Bu kur'an ve sünnet açısından bir mümin için çok önemli bir düşünce tarzıdır.
bir telakkidir.kendi ile yüzleşme mevzuunda önemli bir husutur bunu keşfeden
insan zannediyorum farklı hadiselere maruz kalsada herşeyi evirir çevirir bunun
üzerinde yorumlar. Kendi ülkende sen bir sürgüne maruz kalabilirsin,tecrid edilebilirsin
hapishanelerde sana yer hazırlanabilir, mahkeme mahkeme dolaştırılabilirsin
vatandaşlık haklarından mahrum edilebilirsin,vicdan hürriyeti adına preslenirsin
ezilebilirsin.
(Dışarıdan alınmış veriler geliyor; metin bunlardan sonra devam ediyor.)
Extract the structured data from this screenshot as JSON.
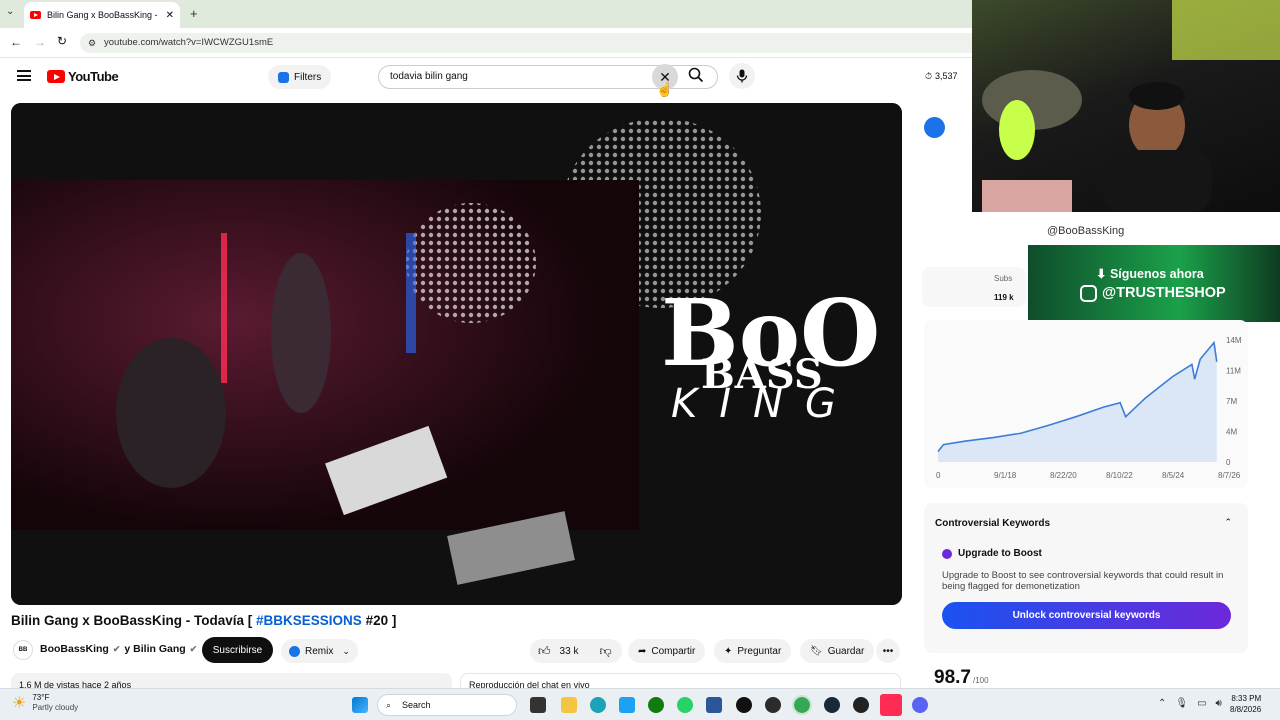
{
  "browser": {
    "tab_title": "Bilin Gang x BooBassKing - Todí",
    "url": "youtube.com/watch?v=IWCWZGU1smE"
  },
  "header": {
    "logo_text": "YouTube",
    "filters_label": "Filters",
    "search_value": "todavia bilin gang",
    "views_counter": "3,537"
  },
  "video": {
    "title_prefix": "Bilin Gang x BooBassKing - Todavía [ ",
    "title_hashtag": "#BBKSESSIONS",
    "title_suffix": " #20 ]",
    "logo_line1": "BoO",
    "logo_line2": "BASS",
    "logo_line3": "KING",
    "watermark": "✈"
  },
  "channel": {
    "name": "BooBassKing",
    "collab": "y Bilin Gang",
    "subscribe_label": "Suscribirse",
    "remix_label": "Remix",
    "avatar_initials": "BB"
  },
  "actions": {
    "likes": "33 k",
    "share": "Compartir",
    "ask": "Preguntar",
    "save": "Guardar"
  },
  "below": {
    "views_line": "1,6 M de vistas  hace 2 años",
    "chat_line": "Reproducción del chat en vivo"
  },
  "sidepanel": {
    "handle": "@BooBassKing",
    "subs_label": "Subs",
    "subs_value": "119 k",
    "promo_line1": "⬇ Síguenos ahora",
    "promo_line2": "@TRUSTHESHOP",
    "controversial_title": "Controversial Keywords",
    "upgrade_title": "Upgrade to Boost",
    "upgrade_desc": "Upgrade to Boost to see controversial keywords that could result in being flagged for demonetization",
    "unlock_label": "Unlock controversial keywords",
    "score": "98.7",
    "score_max": "/100"
  },
  "chart_data": {
    "type": "line",
    "x_ticks": [
      "0",
      "9/1/18",
      "8/22/20",
      "8/10/22",
      "8/5/24",
      "8/7/26"
    ],
    "y_ticks": [
      "14M",
      "11M",
      "7M",
      "4M",
      "0"
    ],
    "ylim": [
      0,
      14
    ],
    "series": [
      {
        "values": [
          [
            0,
            1.2
          ],
          [
            0.02,
            2
          ],
          [
            0.1,
            2.4
          ],
          [
            0.2,
            2.8
          ],
          [
            0.3,
            3.3
          ],
          [
            0.4,
            4.2
          ],
          [
            0.5,
            5.2
          ],
          [
            0.6,
            6.3
          ],
          [
            0.66,
            6.8
          ],
          [
            0.68,
            5.2
          ],
          [
            0.75,
            7.3
          ],
          [
            0.85,
            9.8
          ],
          [
            0.92,
            11.2
          ],
          [
            0.93,
            9.5
          ],
          [
            0.95,
            11.8
          ],
          [
            1,
            13.7
          ],
          [
            1.01,
            11.5
          ]
        ]
      }
    ]
  },
  "taskbar": {
    "weather_temp": "73°F",
    "weather_desc": "Partly cloudy",
    "search_placeholder": "Search",
    "time": "8:33 PM",
    "date": "8/8/2026"
  },
  "colors": {
    "accent_blue": "#1a73e8",
    "unlock_gradient_start": "#1a53f0",
    "unlock_gradient_end": "#6d28d9",
    "promo_green": "#1ba14a"
  }
}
O mülahaza içinde bu durumların hepsine birer cevap bulabilirsin
Böyle kendinle yüzleşipte nefsinle hesaplaşıpta bu türlü problemlere kendin
cevap üretince çevreni suçlamassın başkaları ile kavga etmessin.
Kadere taş atmassın, içinden dahi olsa bir iç mülahaza bir kelamı nefsi iç konuşma
böyle,neyim varki benim başıma bunlar geliyor demessin
çünkü iman rükünlerinden hangisi olursa olsun o sorgulanınca hafizan Allah
imanın o noktasında bi gedik açmış olursun,imanın bir yanını yıkmış olursun
Bir insan esas suçluyacağı sorguluyacağı şeyi bulamassa kendi içinde o başka
yerlere taş atar.kaderi tenkit eder.Neden bu tenkitini tevcih edeceği yeri bulamamış,
esas o önemli bir mesele
İşte Hz Bediüzzaman o noktaya dikkatlarımızı çekiyor.
Neyin üzerinde duracağız,
başıma bir gaile geldi
Kuran diyorki: sana bir hasene geldiği zaman
bir iyilik bir güzellik isabet ettiği zaman o Allah tandır.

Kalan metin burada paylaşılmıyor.